O Banco Central do Brasil, naquele momento, foi celebrado globalmente pelo pioneirismo no corte de juros para conter os efeitos da crise pandêmica e localmente, ainda que se tenha dilacerado o mercado de renda fixa, especialmente privado, foi exaltado por 7 entre 10 economistas.
Todavia, mantínhamos a posição crítica ao processo e um alerta de que, além de não criar o estímulo econômico esperado, dadas as características do mercado de crédito no Brasil, do spread bancário e da concentração do setor, tal corte de juros seria sucedido por um intenso aperto monetário.
Pois após 5 reuniões e 6 meses de juros a 2% aa, o esperado overshooting de juros veio, com uma primeira elevação da taxa acima das expectativas, com 75 bp e somente terminou com a taxa aos 13,75% aa, exatamente como preconizado, no meio da campanha eleitoral para presidente em 2022.
O início do governo Lula foi marcado por inconsistências na agenda econômica, a demanda por uma PEC de transição que daria um passe livre de gastos ao governo por praticamente 4 anos, sob a escusa de “reconstruir o país” e nenhum sinal de controle fiscal.
Tal imbróglio político durou por todo o primeiro trimestre de 2023 a parte do segundo trimestre, o que manteve o Banco Central em uma postura conservadora de juros.
A aprovação do arcabouço fiscal abriu caminho a partir do segundo semestre para um ciclo de afrouxamento que perdurou até março deste ano, quando o governo confirmou as premissas mais pessimistas e descartou cumprir as metas por ele mesmo estabelecidas em 2023.
Neste momento, com juros aos 10,5% aa, o Banco Central, considerando as desancoragens das expectativas de inflação e a pressão nas curvas de juros, retomou a postura conservadora, com anuência inclusive do grupamento escolhido pelo governo a compor a diretoria do Banco Central e consequentemente, o COPOM.
Ainda assim, desde então a inflação tem dado sinais benignos, com importante descompressão dos núcleos e parte dos indicadores econômicos só se mostraram mais fortes, devido à série ainda elevada gastos fiscais.
Como fizemos com o FOMC, seguem aqui algumas premissas do porquê o Banco Central não elevar os juros nesta quarta-feira:
- Inflação controlada: A inflação está dentro ou próxima da meta estabelecida pelo Banco Central. Elevar os juros em um cenário de inflação controlada pode ser desnecessário e prejudicial ao crescimento econômico;
- Redução dos preços das commodities: O enfraquecimento dos preços globais de commodities, como petróleo e alimentos, alivia as pressões inflacionárias no Brasil.
- Dívida pública elevada: Ainda a demanda por aperto monetário seja, em grande parte, da questão fiscal, por outro lado, juros altos mantém o custo de carregamento da dívida elevado, pressionando ainda mais as contas públicas.

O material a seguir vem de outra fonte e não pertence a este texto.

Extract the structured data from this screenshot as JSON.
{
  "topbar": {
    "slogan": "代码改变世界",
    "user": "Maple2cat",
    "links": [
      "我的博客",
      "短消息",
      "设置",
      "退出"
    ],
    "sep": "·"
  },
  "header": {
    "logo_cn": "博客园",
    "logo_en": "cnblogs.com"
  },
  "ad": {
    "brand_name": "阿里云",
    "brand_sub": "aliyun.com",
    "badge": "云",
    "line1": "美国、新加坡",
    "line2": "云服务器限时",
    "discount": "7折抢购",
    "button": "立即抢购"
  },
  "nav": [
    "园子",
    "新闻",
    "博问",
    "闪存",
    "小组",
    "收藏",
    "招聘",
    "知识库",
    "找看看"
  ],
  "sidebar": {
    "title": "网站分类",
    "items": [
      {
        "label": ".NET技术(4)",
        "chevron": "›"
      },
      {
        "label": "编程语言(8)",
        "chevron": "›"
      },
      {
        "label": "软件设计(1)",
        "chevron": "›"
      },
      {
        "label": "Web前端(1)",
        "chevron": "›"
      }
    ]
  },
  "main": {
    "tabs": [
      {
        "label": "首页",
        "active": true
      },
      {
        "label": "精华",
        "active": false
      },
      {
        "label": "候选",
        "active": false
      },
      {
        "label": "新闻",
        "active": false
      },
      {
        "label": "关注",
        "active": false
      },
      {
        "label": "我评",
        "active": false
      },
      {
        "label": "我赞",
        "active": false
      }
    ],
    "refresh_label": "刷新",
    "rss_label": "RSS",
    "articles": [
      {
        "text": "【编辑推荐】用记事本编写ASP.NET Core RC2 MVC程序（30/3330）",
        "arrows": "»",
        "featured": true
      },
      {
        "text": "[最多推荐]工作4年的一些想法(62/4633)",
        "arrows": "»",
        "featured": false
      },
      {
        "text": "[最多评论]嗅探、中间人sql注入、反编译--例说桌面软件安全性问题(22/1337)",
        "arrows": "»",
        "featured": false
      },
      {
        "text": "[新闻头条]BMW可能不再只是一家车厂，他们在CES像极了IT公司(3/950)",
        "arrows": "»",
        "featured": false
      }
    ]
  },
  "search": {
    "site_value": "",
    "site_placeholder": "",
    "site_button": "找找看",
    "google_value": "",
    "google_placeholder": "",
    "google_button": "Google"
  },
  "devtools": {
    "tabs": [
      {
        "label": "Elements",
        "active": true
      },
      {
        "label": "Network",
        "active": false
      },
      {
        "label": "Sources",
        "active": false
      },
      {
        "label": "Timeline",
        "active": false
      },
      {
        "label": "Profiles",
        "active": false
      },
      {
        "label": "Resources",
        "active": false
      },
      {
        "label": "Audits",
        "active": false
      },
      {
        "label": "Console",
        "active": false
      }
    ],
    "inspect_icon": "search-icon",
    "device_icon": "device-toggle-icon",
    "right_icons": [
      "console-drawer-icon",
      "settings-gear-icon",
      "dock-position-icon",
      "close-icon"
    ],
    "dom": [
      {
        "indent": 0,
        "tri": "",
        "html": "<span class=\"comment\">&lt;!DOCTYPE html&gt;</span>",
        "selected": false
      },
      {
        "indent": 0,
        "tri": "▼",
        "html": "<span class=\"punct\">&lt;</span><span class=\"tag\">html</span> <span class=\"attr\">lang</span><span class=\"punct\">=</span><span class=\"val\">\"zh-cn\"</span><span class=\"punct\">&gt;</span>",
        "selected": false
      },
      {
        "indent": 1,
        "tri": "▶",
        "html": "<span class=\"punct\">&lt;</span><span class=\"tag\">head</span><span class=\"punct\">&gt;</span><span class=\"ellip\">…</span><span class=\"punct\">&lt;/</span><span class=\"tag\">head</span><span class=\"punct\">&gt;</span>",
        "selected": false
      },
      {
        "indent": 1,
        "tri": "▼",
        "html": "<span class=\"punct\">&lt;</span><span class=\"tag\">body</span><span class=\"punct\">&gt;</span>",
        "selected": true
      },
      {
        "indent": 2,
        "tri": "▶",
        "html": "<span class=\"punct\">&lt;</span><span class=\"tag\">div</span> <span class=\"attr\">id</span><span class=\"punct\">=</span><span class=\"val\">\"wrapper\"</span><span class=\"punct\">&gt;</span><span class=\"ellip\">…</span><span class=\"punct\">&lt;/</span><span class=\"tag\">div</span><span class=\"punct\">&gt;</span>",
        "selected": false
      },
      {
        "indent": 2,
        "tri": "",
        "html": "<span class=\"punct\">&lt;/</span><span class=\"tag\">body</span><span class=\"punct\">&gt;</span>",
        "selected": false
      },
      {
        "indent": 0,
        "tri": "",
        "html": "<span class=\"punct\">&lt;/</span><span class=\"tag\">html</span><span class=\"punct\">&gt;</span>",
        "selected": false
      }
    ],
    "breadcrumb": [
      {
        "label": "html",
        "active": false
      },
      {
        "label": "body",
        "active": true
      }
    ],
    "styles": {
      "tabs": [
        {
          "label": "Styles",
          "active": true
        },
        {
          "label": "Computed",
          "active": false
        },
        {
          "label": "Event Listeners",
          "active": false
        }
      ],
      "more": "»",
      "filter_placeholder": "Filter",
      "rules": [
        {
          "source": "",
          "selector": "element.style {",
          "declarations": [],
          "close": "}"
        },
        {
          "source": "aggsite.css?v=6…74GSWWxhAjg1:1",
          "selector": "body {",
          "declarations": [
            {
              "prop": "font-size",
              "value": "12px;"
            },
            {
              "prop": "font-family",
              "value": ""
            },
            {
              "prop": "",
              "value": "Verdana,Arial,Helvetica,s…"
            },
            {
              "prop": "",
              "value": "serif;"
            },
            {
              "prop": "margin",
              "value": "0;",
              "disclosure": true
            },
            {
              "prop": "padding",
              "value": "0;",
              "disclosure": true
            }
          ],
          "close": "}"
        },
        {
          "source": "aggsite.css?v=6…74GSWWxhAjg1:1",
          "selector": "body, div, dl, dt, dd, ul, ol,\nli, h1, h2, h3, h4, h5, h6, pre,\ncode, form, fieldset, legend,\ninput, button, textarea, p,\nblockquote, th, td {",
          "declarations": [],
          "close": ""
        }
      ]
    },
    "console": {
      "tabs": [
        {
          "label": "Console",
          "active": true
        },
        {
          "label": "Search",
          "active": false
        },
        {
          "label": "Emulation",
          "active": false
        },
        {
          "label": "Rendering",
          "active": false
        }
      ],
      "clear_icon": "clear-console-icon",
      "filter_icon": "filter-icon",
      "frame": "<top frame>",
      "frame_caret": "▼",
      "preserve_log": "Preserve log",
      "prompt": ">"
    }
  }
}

Como o atual governo não sinaliza a redução de gastos, a elevação de juros impacta cada mais no processo;
- Fragilidade da recuperação econômica: A economia brasileira está se recuperando de forma moderada, com setores ainda frágeis, como o consumo e o investimento. Aumentar os juros poderia frear essa recuperação, desacelerando o crescimento do PIB;
- Cenário global incerto: O cenário internacional, especialmente com a desaceleração econômica de grandes economias como a China e a Europa, pode impactar o Brasil. Um aumento de juros neste momento poderia deixar o país menos competitivo e mais vulnerável a choques externos;
Portanto, em vista aos fatos acima apresentados, questionamos se seria prudente estes Bancos Centrais alterarem os juros neste momento.